Stiefel-Whitney numbers of manifolds that are boundaries of non-smoothable manifolds

Question

Can a smooth compact manifold be the boundary of a non-smoothable manifold? If so can any of its Stiefel-Whitney numbers be non-zero?

Thom's theorem says that a compact smooth manifold has zero Stiefel-Whitney numbers if and only if it is the boundary of a smooth manifold. One naturally asks whether there are cases where a compact smooth manifold is a boundary of a manifold that has no differential structure and whether in such a case it is possible for the manifold to have a non-zero Stiefel-Whitney number.

Answer 1

Let $M$ be the $E_8$ manifold with an open disc removed; note that $\partial M = S^3$ is a smooth manifold. If $M$ were smoothable, then its double would be as well, but the double of $M$ is just the connected sum of two copies of the $E_8$ manifold which is not smoothable by Donaldson's Theorem.

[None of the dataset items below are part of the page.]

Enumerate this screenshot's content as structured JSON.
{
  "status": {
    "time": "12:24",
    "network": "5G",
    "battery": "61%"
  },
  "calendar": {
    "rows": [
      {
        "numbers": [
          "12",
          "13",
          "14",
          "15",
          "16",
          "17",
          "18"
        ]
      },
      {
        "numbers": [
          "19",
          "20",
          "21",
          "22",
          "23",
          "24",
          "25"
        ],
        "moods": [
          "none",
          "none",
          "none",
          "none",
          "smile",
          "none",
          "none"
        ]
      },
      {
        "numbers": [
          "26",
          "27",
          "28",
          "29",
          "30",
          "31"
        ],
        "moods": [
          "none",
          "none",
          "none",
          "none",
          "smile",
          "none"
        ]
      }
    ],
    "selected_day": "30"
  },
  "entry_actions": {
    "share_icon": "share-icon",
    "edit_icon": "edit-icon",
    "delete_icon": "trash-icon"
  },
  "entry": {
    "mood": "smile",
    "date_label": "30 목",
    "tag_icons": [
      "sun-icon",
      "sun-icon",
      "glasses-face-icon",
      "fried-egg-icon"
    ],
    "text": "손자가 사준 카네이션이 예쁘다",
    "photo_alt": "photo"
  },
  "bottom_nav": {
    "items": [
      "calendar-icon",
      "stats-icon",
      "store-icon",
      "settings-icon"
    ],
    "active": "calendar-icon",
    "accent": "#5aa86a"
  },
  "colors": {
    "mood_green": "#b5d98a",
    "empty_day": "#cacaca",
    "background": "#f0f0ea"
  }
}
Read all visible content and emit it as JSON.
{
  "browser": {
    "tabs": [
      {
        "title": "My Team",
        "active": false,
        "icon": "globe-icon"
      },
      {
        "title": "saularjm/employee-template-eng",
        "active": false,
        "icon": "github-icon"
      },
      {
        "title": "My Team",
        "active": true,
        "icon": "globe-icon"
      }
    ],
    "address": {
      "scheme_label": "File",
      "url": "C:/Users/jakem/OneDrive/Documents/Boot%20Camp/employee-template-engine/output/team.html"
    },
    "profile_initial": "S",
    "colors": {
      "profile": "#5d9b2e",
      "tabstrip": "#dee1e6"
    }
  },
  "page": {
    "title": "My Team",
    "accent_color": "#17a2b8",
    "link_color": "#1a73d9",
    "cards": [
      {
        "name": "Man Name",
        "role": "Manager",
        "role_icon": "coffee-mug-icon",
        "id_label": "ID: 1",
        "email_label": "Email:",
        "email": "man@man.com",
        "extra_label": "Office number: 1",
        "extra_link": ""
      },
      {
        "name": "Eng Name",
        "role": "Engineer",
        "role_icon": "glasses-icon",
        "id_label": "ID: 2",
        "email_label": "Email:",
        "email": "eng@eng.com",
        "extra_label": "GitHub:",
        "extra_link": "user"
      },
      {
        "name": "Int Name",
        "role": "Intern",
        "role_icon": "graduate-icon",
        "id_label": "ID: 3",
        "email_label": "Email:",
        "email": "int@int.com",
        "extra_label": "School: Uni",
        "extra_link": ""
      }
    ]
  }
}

As Oscar Randall-Williams points out here, if two smooth manifolds are topologically cobordant, then they are smoothly cobordant. In particular, if a smooth manifold bounds a non-smoothable manifold, it also bounds a smooth manifold, and hence all of its Stiefel-Whitney numbers vanish by Thom's theorem.

Answer 2

You in fact can define Stiefel-Whitney classes directly for topological manifolds. Topological manifolds come with $\mathbb{R}^n$ bundles that intuitively correspond to continuously choosing a chart around the point homeomorphic to $\mathbb{R}^n$. Then we can take the Thom space of this and define Stiefel-Whitney classes in the usual way using the Thom Isomorphism and the Steenrod squares. And these clearly coincide with the definition using the tangent bundle in case our manifold is smoothable.

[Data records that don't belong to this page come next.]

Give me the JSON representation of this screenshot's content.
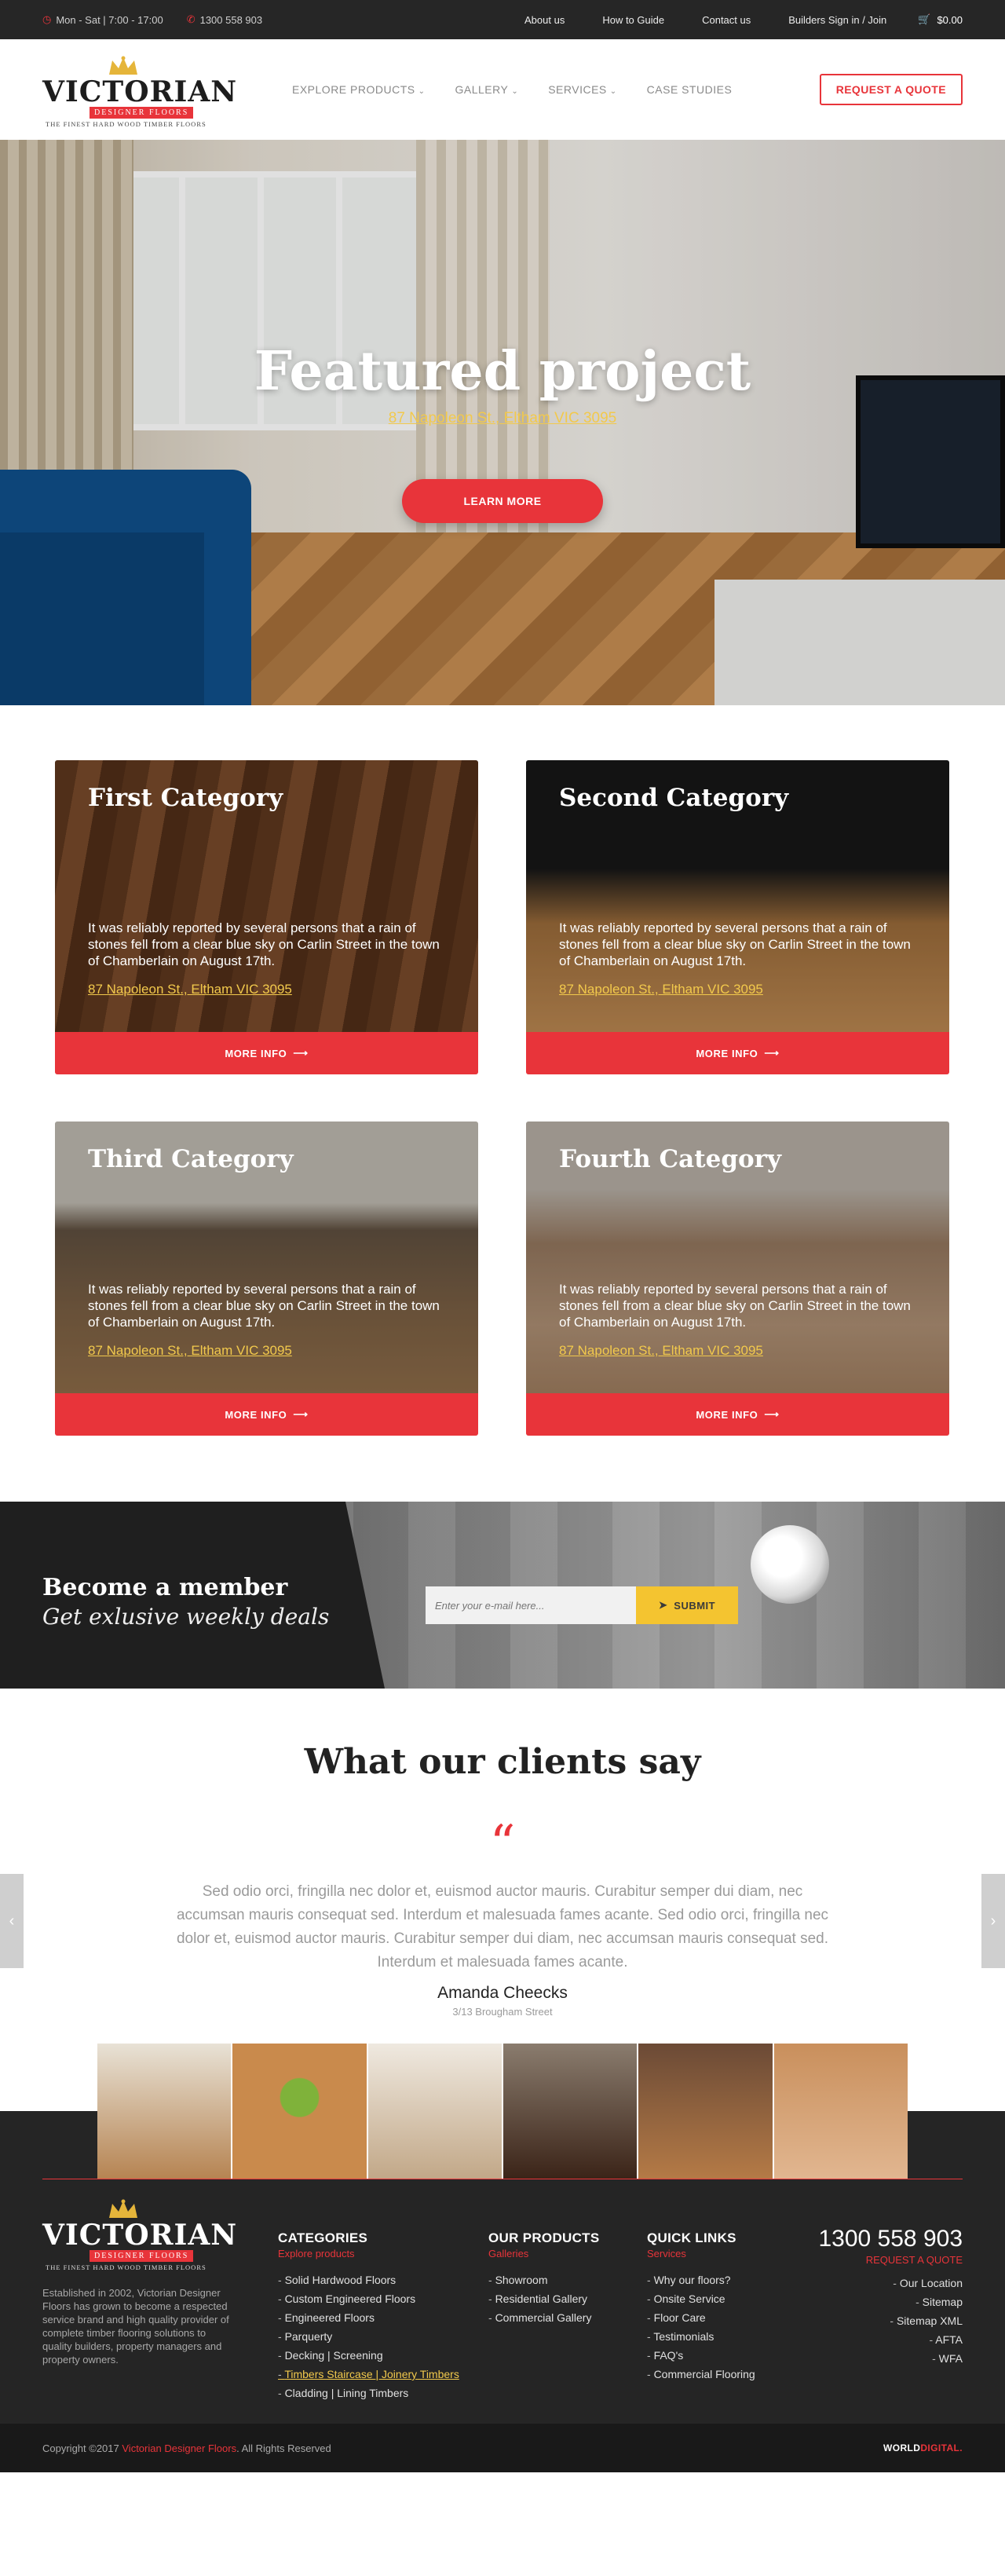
{
  "topbar": {
    "hours": "Mon - Sat | 7:00 - 17:00",
    "phone": "1300 558 903",
    "links": [
      "About us",
      "How to Guide",
      "Contact us",
      "Builders Sign in / Join"
    ],
    "cart": "$0.00"
  },
  "brand": {
    "name": "VICTORIAN",
    "sub": "DESIGNER FLOORS",
    "tagline": "THE FINEST HARD WOOD TIMBER FLOORS"
  },
  "nav": {
    "items": [
      "EXPLORE PRODUCTS",
      "GALLERY",
      "SERVICES",
      "CASE STUDIES"
    ],
    "cta": "REQUEST A QUOTE"
  },
  "hero": {
    "title": "Featured project",
    "address": "87 Napoleon St., Eltham VIC 3095",
    "button": "LEARN MORE"
  },
  "categories": [
    {
      "title": "First Category",
      "text": "It was reliably reported by several persons that a rain of stones fell from a clear blue sky on Carlin Street in the town of Chamberlain on August 17th.",
      "address": "87 Napoleon St., Eltham VIC 3095",
      "button": "MORE INFO"
    },
    {
      "title": "Second Category",
      "text": "It was reliably reported by several persons that a rain of stones fell from a clear blue sky on Carlin Street in the town of Chamberlain on August 17th.",
      "address": "87 Napoleon St., Eltham VIC 3095",
      "button": "MORE INFO"
    },
    {
      "title": "Third Category",
      "text": "It was reliably reported by several persons that a rain of stones fell from a clear blue sky on Carlin Street in the town of Chamberlain on August 17th.",
      "address": "87 Napoleon St., Eltham VIC 3095",
      "button": "MORE INFO"
    },
    {
      "title": "Fourth Category",
      "text": "It was reliably reported by several persons that a rain of stones fell from a clear blue sky on Carlin Street in the town of Chamberlain on August 17th.",
      "address": "87 Napoleon St., Eltham VIC 3095",
      "button": "MORE INFO"
    }
  ],
  "member": {
    "title": "Become a member",
    "subtitle": "Get exlusive weekly deals",
    "placeholder": "Enter your e-mail here...",
    "submit": "SUBMIT"
  },
  "testimonials": {
    "heading": "What our clients say",
    "quote_mark": "“",
    "text": "Sed odio orci, fringilla nec dolor et, euismod auctor mauris. Curabitur semper dui diam, nec accumsan mauris consequat sed. Interdum et malesuada fames acante. Sed odio orci, fringilla nec dolor et, euismod auctor mauris. Curabitur semper dui diam, nec accumsan mauris consequat sed. Interdum et malesuada fames acante.",
    "name": "Amanda Cheecks",
    "location": "3/13 Brougham Street",
    "slide_count": 5,
    "active_slide": 3
  },
  "footer": {
    "about": "Established in 2002, Victorian Designer Floors has grown to become a respected service brand and high quality provider of complete timber flooring solutions to quality builders, property managers and property owners.",
    "columns": [
      {
        "title": "CATEGORIES",
        "sub": "Explore products",
        "items": [
          "Solid Hardwood Floors",
          "Custom Engineered Floors",
          "Engineered Floors",
          "Parquerty",
          "Decking | Screening",
          "Timbers Staircase | Joinery Timbers",
          "Cladding | Lining Timbers"
        ]
      },
      {
        "title": "OUR PRODUCTS",
        "sub": "Galleries",
        "items": [
          "Showroom",
          "Residential Gallery",
          "Commercial Gallery"
        ]
      },
      {
        "title": "QUICK LINKS",
        "sub": "Services",
        "items": [
          "Why our floors?",
          "Onsite Service",
          "Floor Care",
          "Testimonials",
          "FAQ's",
          "Commercial Flooring"
        ]
      }
    ],
    "phone": "1300 558 903",
    "request": "REQUEST A QUOTE",
    "right_links": [
      "Our Location",
      "Sitemap",
      "Sitemap XML",
      "AFTA",
      "WFA"
    ],
    "copyright_prefix": "Copyright ©2017",
    "copyright_brand": "Victorian Designer Floors",
    "copyright_suffix": ". All Rights Reserved",
    "credit_a": "WORLD",
    "credit_b": "DIGITAL."
  },
  "colors": {
    "accent": "#e8343a",
    "gold": "#f2c94c",
    "dark": "#262626"
  }
}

Now Thom's theorem in the topological unoriented case would say that a manifold is a boundary, if and only if, the Stiefel-Whitney numbers vanish. Now I do not know about the reverse implication, but the forward implication definitely does hold, so any such manifold (smooth or not) has its Stiefel-Whitney numbers vanish.

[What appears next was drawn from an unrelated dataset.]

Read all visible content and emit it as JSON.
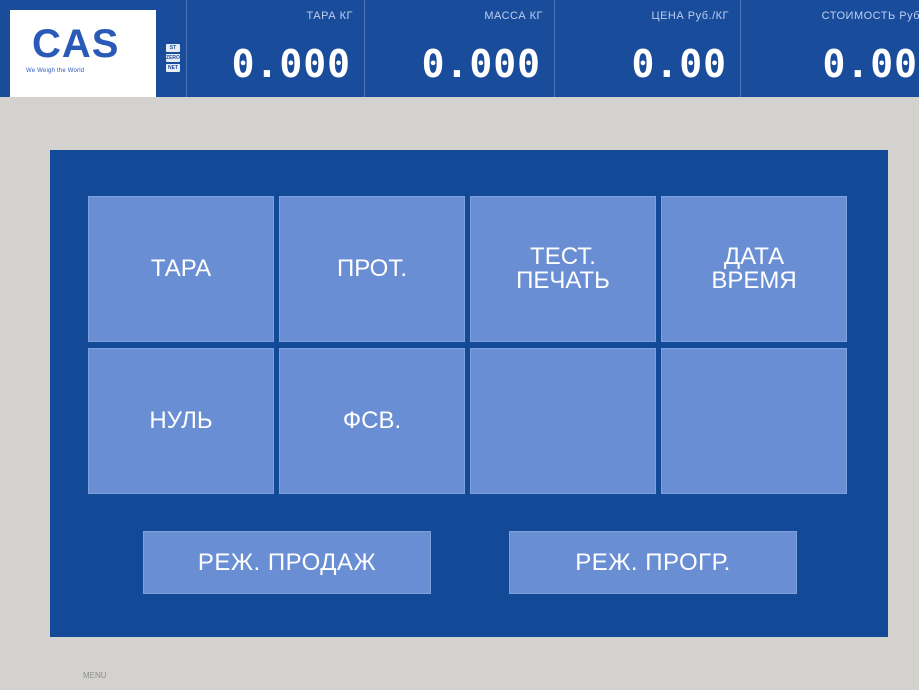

To remind you of the proof: the Stiefel-Whitney numbers of a manifold are the collection of numbers obtained by pushing the fundamental class to $H_n(BO(n))$ (coefficients always mod 2) via its tangent bundle and evaluating on the monomials in the Stiefel Whitney class of degree n.

If our manifold $M$ is the boundary of $W$, then the fundamental class of $M$ is the boundary of the fundamental class of $W$, and the tangent bundle of the pair $(W,M)$ is classified by a map $(W,M) \rightarrow (BO(n+1),BO(n))$. But evaluating a cohomology class on a boundary is the same as evaluating the coboundary on the original, so I may evaluate the coboundary of the monomial in the Stiefel-Whitney classes on the fundamental class of $W$. However, the Stiefel-Whitney classes $w_0,\dots,w_n$ all are the restrictions of the classes of the same name in $BO(n+1)$, so by exactness of the sequence for a pair, this evaluates to 0.

Now in the topological case, just replace $BO(n)$ with $BTop(n)$, the classifying space for $\mathbb{R}^n$ bundles and the same argument holds.